In an interview, Ms. Anderson pointed to the university’s new relationship with its workforce as an example of the kind of influence she hoped to wield. “Staff have become more assertive,” she said. “Everyone from the people who maintain the grounds to skilled lab technicians. We sat in a room and we did collective bargaining and it was spectacular.”
Both Lisa Anderson and Santiago Iñiguez stressed the relevance of the liberal arts and humanities in helping students cope with the complexity of modern life. IE, which was founded as a private business school at the end of the Franco era by Diego del Alcázar, a media baron who is currently chairman of the Vocento group, has gradually developed into a full-scale university. With another campus in Segovia, Spain, IE University now offers degrees in communications, social science, architecture and biology as well as numerous business degrees, including an executive M.B.A. with Brown that emphasizes the liberal arts.
Mr. Iñiguez warned that universities that failed to grow or specialize would disappear. “You either become Wal-Mart, providing a social mission at a reasonable price — or a boutique.”
The comparison with retailing comes naturally to Mr.

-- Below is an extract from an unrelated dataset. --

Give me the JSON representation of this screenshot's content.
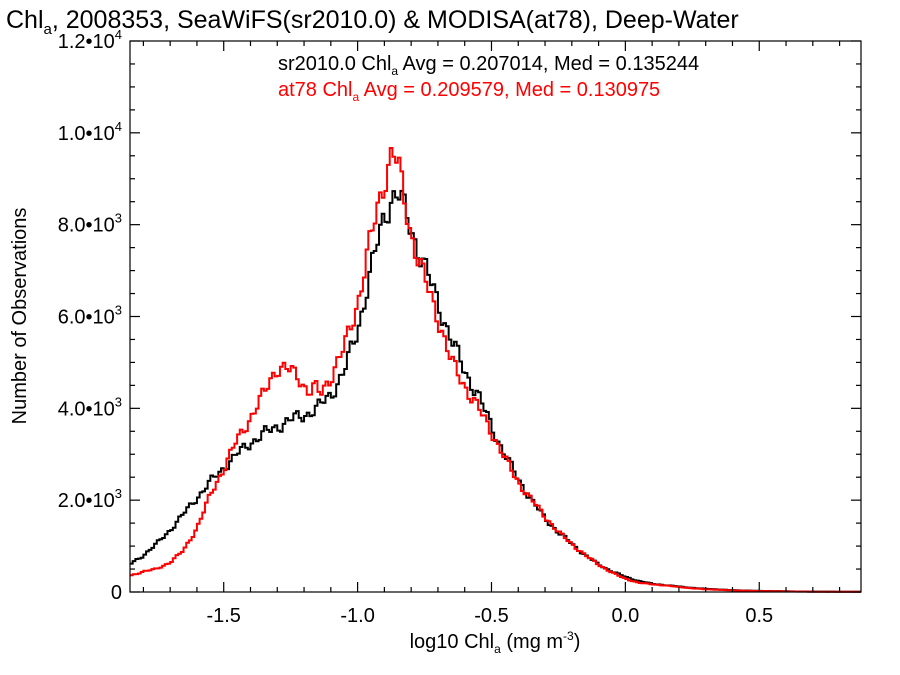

Iñiguez, whose new book, “The Learning Curve,” argues that educators have a lot to learn from business — and from business schools. “Being a good professional is not just about passion or changing the environment or being disruptive. You have to be able to manage your work effectively. You know when architecture isn’t managed properly, because you have to pay way over budget,” he said in an interview.
“My guess is that one day management will be taught in primary schools, like math or reading,” he continued. When that happens Mr. Iñiguez has a nominee to join the pantheon of management gurus like Peter Drucker or Steve Jobs: Monroe Stahr, the eponymous hero of F. Scott Fitzgerald’s novel “The Love of the Last Tycoon.” A soft-hearted Hollywood mogul, Monroe Stahr, writes Mr. Iñiguez, “is a literary compendium of the qualities required by a successful manager.”